Beykoz Belediye Başkan Yardımcısı Fidan Gül, 2019 yerel seçimlerinde göreve gelmiş ve rejime yansıyan birçok projeye imza atmış bir isimdir. Ancak, bir süredir devam eden iddialar neticesinde Emniyet Müdürlüğü tarafından yürütülen araştırmalar sonucunda, Fidan Gül hakkında çeşitli suçlamalar ortaya atılmıştır. Bunlar arasında yolsuzluk, görevi kötüye kullanma ve kamu malına zarar verme gibi ağır suçlamalar yer almakta. Yerel kaynaklardan edinilen bilgilere göre, Gül’ün kamu kaynaklarını kişisel menfaati için kullandığı ve belediyeye ait bazı projelerde usulsüzlük yaptığı iddiaları konusu oldu.
Beykoz Belediyesi’nin birçok projesine imza atmış olan Fidan Gül’ün ihalelerdeki rolü de dikkat çekici bir diğer husus. Soruşturma dosyasında, bazı inşaat projeleri için gerçekleştirilen ihalelerde usulsüzlük yapıldığına dair belgeler bulunduğu öne sürülüyor. Bu belgeler, yıllardır sürdürülen projelerin alım-satım süreçleriyle ilgili çelişkili verileri içermekte. Yetkililer, Gül ile birlikte bazı başka belediye çalışanlarının da adli süreçte yer alabileceğini belirtmekte. Beykoz halkı, gerek sosyal medya gerekse de etkinliklerde 'adalet' talebiyle seslerini duyuruyor.

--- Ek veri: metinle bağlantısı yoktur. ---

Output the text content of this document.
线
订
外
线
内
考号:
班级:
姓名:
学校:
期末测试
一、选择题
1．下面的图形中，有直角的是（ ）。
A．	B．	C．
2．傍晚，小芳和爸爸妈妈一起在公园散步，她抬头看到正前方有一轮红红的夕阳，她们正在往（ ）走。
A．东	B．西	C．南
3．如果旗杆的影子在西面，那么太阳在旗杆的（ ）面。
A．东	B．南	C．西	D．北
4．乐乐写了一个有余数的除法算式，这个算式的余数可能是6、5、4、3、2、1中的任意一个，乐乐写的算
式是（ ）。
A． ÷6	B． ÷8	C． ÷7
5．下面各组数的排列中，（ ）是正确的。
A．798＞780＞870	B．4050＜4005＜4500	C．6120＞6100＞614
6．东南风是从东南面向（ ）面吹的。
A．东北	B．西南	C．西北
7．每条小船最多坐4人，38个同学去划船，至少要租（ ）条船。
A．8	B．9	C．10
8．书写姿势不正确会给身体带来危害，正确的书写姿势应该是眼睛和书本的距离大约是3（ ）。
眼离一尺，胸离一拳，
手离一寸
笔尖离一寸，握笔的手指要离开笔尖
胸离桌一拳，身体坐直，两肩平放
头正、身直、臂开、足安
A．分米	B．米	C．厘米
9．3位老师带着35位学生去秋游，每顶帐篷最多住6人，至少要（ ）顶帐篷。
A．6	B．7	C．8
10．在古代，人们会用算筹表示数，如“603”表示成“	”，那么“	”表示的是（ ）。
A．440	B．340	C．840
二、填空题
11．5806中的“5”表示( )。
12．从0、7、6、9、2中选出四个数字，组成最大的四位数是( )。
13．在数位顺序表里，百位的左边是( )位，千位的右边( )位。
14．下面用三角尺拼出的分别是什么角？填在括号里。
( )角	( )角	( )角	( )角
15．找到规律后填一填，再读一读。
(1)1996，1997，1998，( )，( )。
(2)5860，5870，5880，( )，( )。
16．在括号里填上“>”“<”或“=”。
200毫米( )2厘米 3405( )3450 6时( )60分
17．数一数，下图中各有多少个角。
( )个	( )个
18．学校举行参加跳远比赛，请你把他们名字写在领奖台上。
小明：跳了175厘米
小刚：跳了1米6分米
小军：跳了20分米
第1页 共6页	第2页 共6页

Beykoz’da, siyasi atmosferin gerginleşmesiyle birlikte, Fidan Gül’ün durumu ilçe siyaseti için önemli bir dönüm noktası haline gelmiş durumda. Geçtiğimiz günlerde yapılan bir halk toplantısında, belediyenin geleceği ve şeffaflık talebi konusunda pek çok eleştiri dile getirildi. Gül, geçmişte birçok başarılı projeye imza atmış bir isim olarak hatırlansa da, şu anki durumu, halk arasında ciddi bir hayal kırıklığına yol açmış görünüyor.
Öte yandan, Beykoz Belediyesi'nden konuyla ilgili resmi bir açıklama yapılmamış olması, tartışmaları daha da alevlendirdi. Fidan Gül'ün akıbeti merakla beklenirken, belediye çalışanlarında da korku ve endişeye yol açan bir ortam oluşmuş durumda. Gül’ün sevk edildiği adliye süreci, önümüzdeki günlerde gelişen siyasi söylemleri, halkın tepkisini ve Beykoz’un geleceğini sorgulatan bir olaya dönüştü.
Yerel siyasi partilerden de tepkiler ve açıklamalar gelmeye başladı. Muhalefet partileri, yaşanan olayı fırsat bilerek, hükümet ve belediye yönetimi hakkında eleştiriler yöneltmekte ve gereğinin yapılmasını istemekte. Yerel toplum, bu süreçte adaletin tecelli etmesi için sivil inisiyatif oluşturmaya çalışıyor. Belediyenin çözüme kavuşturulması gereken sorunlarının yumağı içinde kimin hangi konumda olduğu, halkı tedirgin ediyor.
Beykoz halkı, bu süreçte adaletin yanı sıra, geliştirilecek yeni projeler, geçmişten gelen sorunlar ve şeffaf bir yönetim anlayışı talep etmekte. Bugünlerde yaşanan bu olayın, sürecin geleceği ve halkın yönetime olan güveni üzerinde nasıl bir etki yaratacağı henüz bilinmiyor. Gül'ün durumu ve adaletin işleyişi, Beykoz'un siyasi geleceğini belirleyecek önemli bir gelişme olarak kaydedildi.
Beykoz’un geleceği ve yerel yönetimdeki şeffaflığın sağlanması adına neler yapılabileceği, bu soruşturmanın sonucunda netleşecektir. İş dünyası, sosyal hayat ve yerel yönetim yapısı üzerindeki olumsuz etkilerin aşılması, Beykoz’un yeniden eski canlılığına kavuşabilmesi için hayati önem arz ediyor.